Oct. 8 (Bloomberg) -- Oil reversed losses in New York as the dollar fell against the euro, increasing the appeal of commodities as an alternative investment.
Crude earlier declined as much as 0.7 percent after the euro strengthened 0.3 percent against the greenback. U.S. payrolls excluding government agencies probably increased in September, according to a Bloomberg News survey of economists before a report today, supporting traders’ expectations that the economy is stabilizing in the world’s largest oil consumer.
“The weakening dollar is putting a reasonable floor under the price of oil,” said Gavin Wendt, a director at commodity analysts Mine Life Resources Ltd. in Sydney. “Everyone is looking for an indication of the underlying health of the economy. A lot of speculators have bet on oil to push higher.”
Crude for November delivery was unchanged at $81.67 a barrel in electronic trading on the New York Mercantile Exchange at 2:52 p.m. Singapore time. The contract earlier lost as much as 56 cents to $81.11. Yesterday, it plunged $1.56, or 1.9 percent, to $81.67, the biggest drop since Sept. 16.

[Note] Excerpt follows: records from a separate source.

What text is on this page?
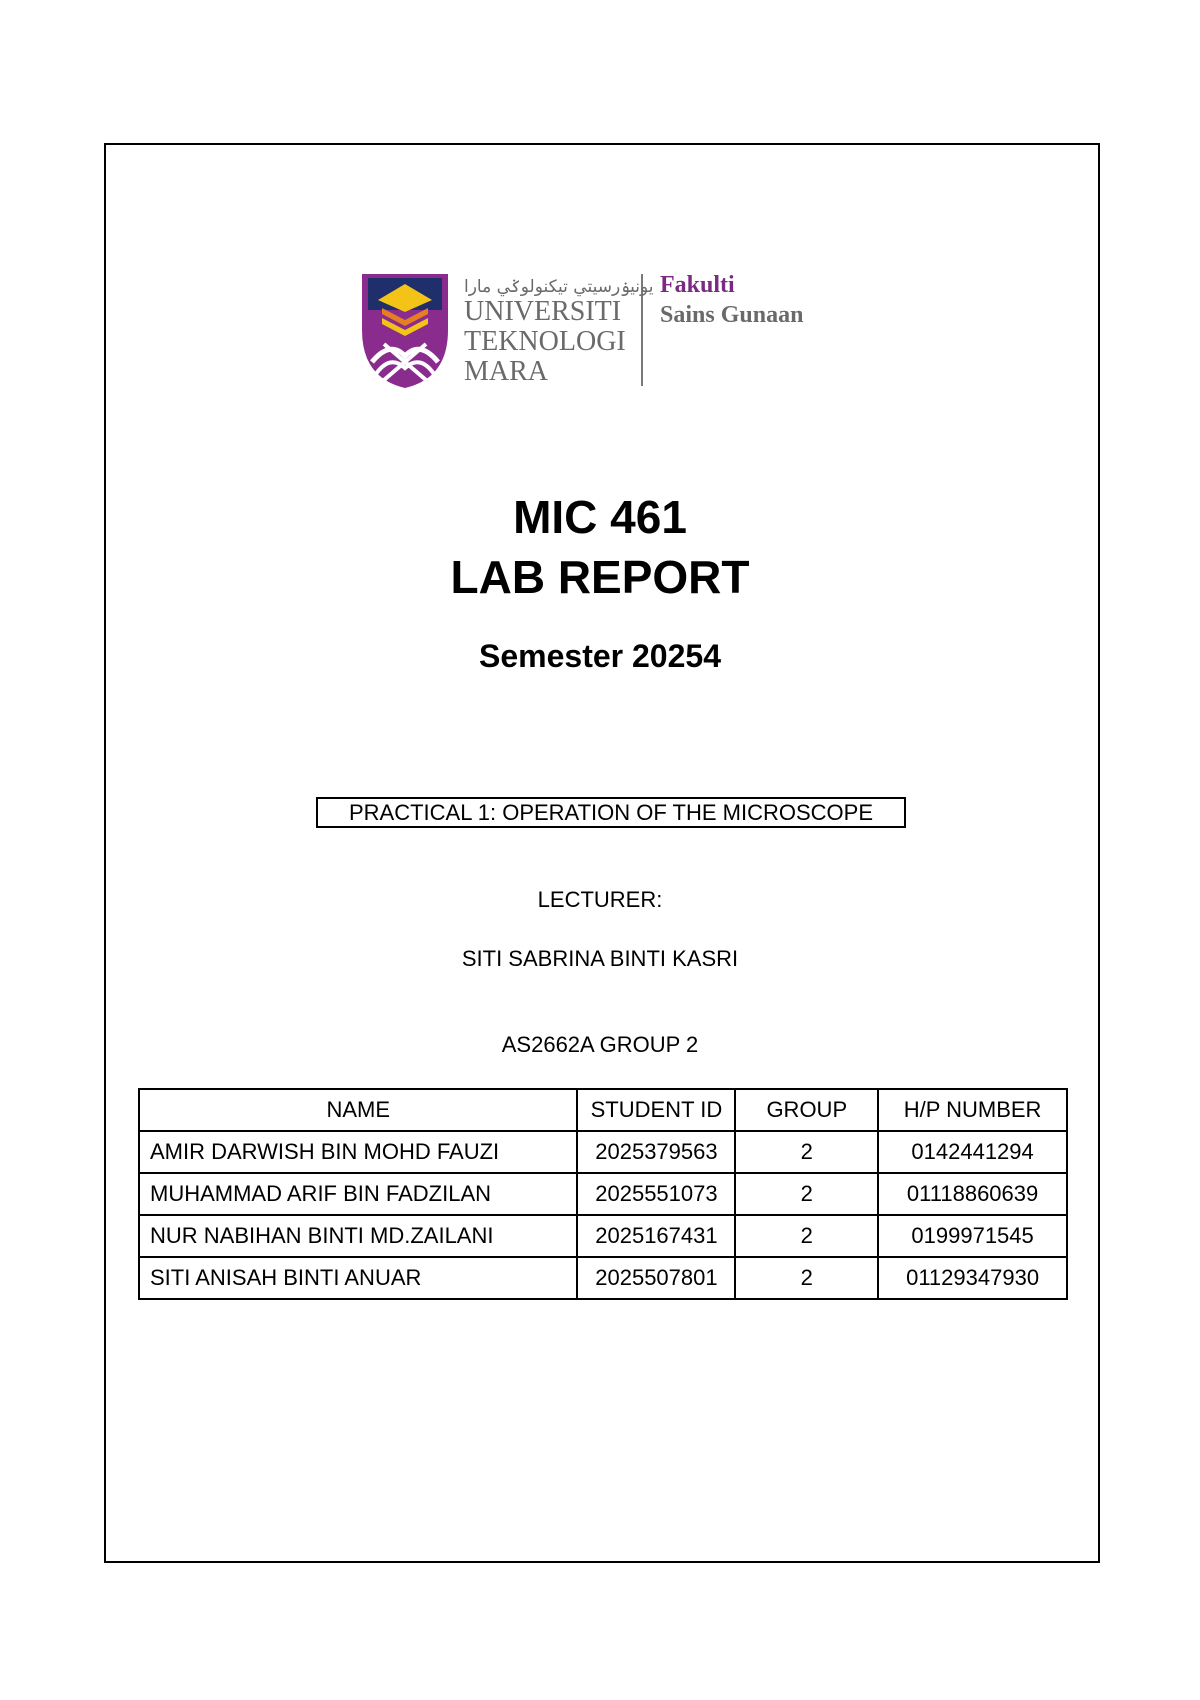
يونيۏرسيتي تيكنولوݢي مارا
UNIVERSITI
TEKNOLOGI
MARA
Fakulti
Sains Gunaan
MIC 461
LAB REPORT
Semester 20254
PRACTICAL 1: OPERATION OF THE MICROSCOPE
LECTURER:
SITI SABRINA BINTI KASRI
AS2662A GROUP 2
NAME	STUDENT ID	GROUP	H/P NUMBER
AMIR DARWISH BIN MOHD FAUZI	2025379563	2	0142441294
MUHAMMAD ARIF BIN FADZILAN	2025551073	2	01118860639
NUR NABIHAN BINTI MD.ZAILANI	2025167431	2	0199971545
SITI ANISAH BINTI ANUAR	2025507801	2	01129347930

The U.S. currency was at $1.3941 against the euro, slipping from $1.3926 yesterday in New York, when it slumped to $1.4029, the weakest since Jan. 28. Investors tend to buy commodities when the dollar falls.

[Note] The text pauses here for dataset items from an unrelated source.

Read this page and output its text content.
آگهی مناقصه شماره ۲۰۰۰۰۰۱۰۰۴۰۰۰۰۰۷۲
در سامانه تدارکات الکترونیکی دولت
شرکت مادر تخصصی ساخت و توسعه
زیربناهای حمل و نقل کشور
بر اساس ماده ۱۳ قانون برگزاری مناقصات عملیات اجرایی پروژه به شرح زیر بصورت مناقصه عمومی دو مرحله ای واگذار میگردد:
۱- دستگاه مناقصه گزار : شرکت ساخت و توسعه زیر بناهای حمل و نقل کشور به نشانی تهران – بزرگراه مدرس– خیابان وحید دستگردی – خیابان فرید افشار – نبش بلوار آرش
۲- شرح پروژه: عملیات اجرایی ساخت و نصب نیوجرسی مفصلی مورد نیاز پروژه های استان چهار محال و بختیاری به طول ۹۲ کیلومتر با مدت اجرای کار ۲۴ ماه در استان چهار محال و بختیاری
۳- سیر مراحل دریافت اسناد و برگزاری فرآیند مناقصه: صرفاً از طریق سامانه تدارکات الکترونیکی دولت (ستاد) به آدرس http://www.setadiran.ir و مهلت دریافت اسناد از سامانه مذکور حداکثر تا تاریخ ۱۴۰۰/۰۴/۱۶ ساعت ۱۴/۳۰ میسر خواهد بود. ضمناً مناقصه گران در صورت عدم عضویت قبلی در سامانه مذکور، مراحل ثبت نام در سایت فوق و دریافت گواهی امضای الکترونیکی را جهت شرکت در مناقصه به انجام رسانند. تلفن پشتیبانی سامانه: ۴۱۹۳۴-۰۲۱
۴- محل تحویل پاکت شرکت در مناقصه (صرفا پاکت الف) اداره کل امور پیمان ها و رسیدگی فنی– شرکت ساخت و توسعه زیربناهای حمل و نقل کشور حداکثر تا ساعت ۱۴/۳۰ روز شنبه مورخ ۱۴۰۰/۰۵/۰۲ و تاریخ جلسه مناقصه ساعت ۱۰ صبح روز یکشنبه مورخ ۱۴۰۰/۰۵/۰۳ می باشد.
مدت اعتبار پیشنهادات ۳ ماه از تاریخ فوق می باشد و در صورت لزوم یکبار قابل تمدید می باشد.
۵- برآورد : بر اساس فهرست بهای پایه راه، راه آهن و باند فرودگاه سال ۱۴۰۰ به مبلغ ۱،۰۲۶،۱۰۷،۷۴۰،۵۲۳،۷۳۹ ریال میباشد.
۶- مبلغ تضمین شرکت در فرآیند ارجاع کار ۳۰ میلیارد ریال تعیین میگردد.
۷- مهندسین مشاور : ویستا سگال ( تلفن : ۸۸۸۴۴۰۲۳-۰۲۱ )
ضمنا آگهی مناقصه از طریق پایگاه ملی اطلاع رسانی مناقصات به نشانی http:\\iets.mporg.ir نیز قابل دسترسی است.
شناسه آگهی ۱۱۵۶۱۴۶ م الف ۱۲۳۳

Oil, set for a third weekly gain, has climbed 3 percent this year amid speculation the global economic recovery would boost fuel demand.
Private payrolls in the U.S. probably increased 75,000 in September after slowing to a 67,000 gain in August, according to a Bloomberg News survey. Overall nonfarm payrolls may have declined by 5,000 last month.

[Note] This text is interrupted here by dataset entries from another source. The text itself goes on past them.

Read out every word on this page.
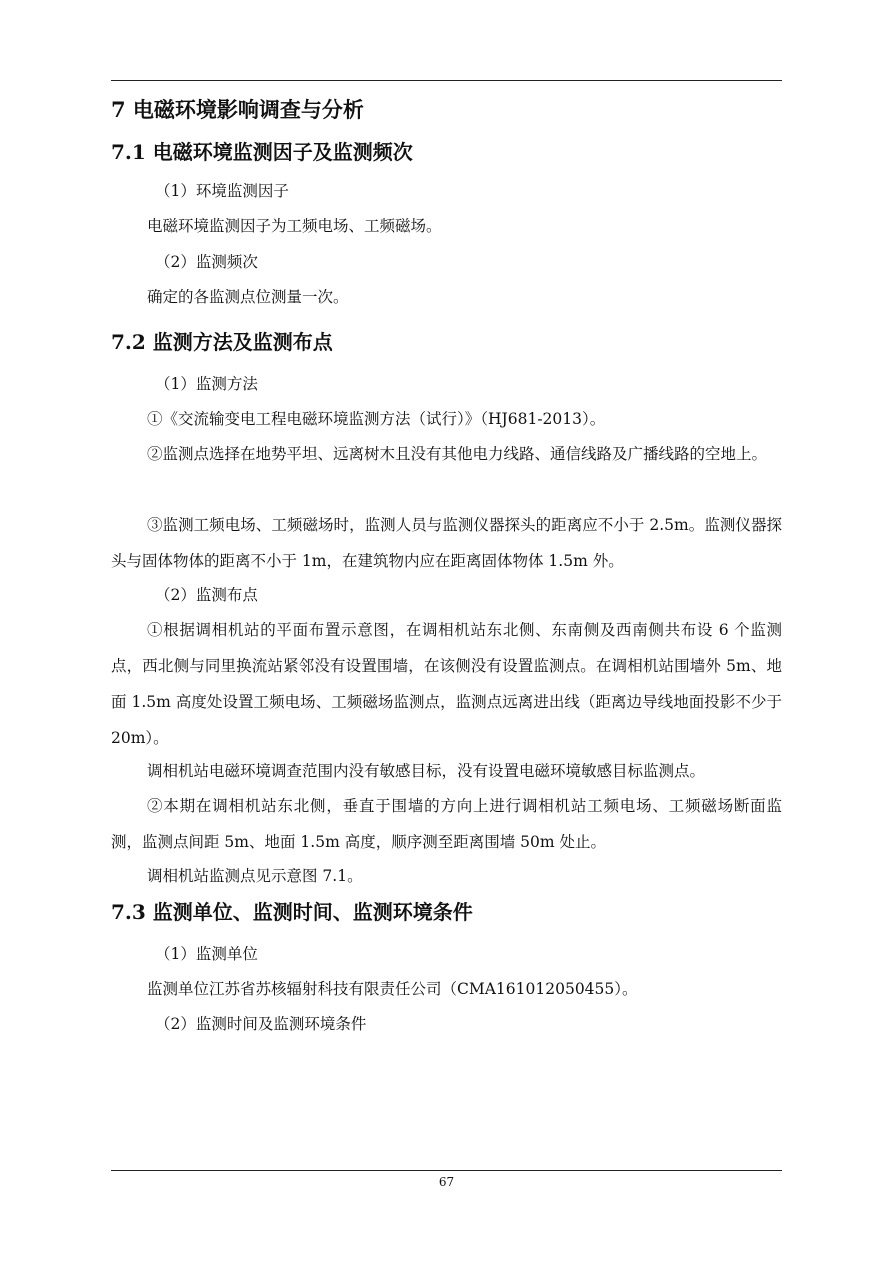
7 电磁环境影响调查与分析
7.1 电磁环境监测因子及监测频次
（1）环境监测因子
电磁环境监测因子为工频电场、工频磁场。
（2）监测频次
确定的各监测点位测量一次。
7.2 监测方法及监测布点
（1）监测方法
①《交流输变电工程电磁环境监测方法（试行）》（HJ681-2013）。
②监测点选择在地势平坦、远离树木且没有其他电力线路、通信线路及广播线路的空地上。
③监测工频电场、工频磁场时，监测人员与监测仪器探头的距离应不小于 2.5m。监测仪器探头与固体物体的距离不小于 1m，在建筑物内应在距离固体物体 1.5m 外。
（2）监测布点
①根据调相机站的平面布置示意图，在调相机站东北侧、东南侧及西南侧共布设 6 个监测点，西北侧与同里换流站紧邻没有设置围墙，在该侧没有设置监测点。在调相机站围墙外 5m、地面 1.5m 高度处设置工频电场、工频磁场监测点，监测点远离进出线（距离边导线地面投影不少于 20m）。
调相机站电磁环境调查范围内没有敏感目标，没有设置电磁环境敏感目标监测点。
②本期在调相机站东北侧，垂直于围墙的方向上进行调相机站工频电场、工频磁场断面监测，监测点间距 5m、地面 1.5m 高度，顺序测至距离围墙 50m 处止。
调相机站监测点见示意图 7.1。
7.3 监测单位、监测时间、监测环境条件
（1）监测单位
监测单位江苏省苏核辐射科技有限责任公司（CMA161012050455）。
（2）监测时间及监测环境条件
67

“If the jobs figure were to be negative, that might have some impact on oil, pushing it lower,” said Wendt at Mine Life. “But that will be offset by the realization that the Federal Reserve will step in with more stimulus and that will mean a lower dollar and higher oil.”
Fed Chairman Ben S. Bernanke said Oct. 4 the central bank’s first round of large-scale asset purchases, known as quantitative easing, aided the economy and further buying is likely to help more.
Brent crude for November settlement was at $83.52 a barrel, up 9 cents, on the ICE Futures Europe exchange in London. The contract earlier lost as much as 40 cents, or 0.5 percent, to $83.03 a barrel.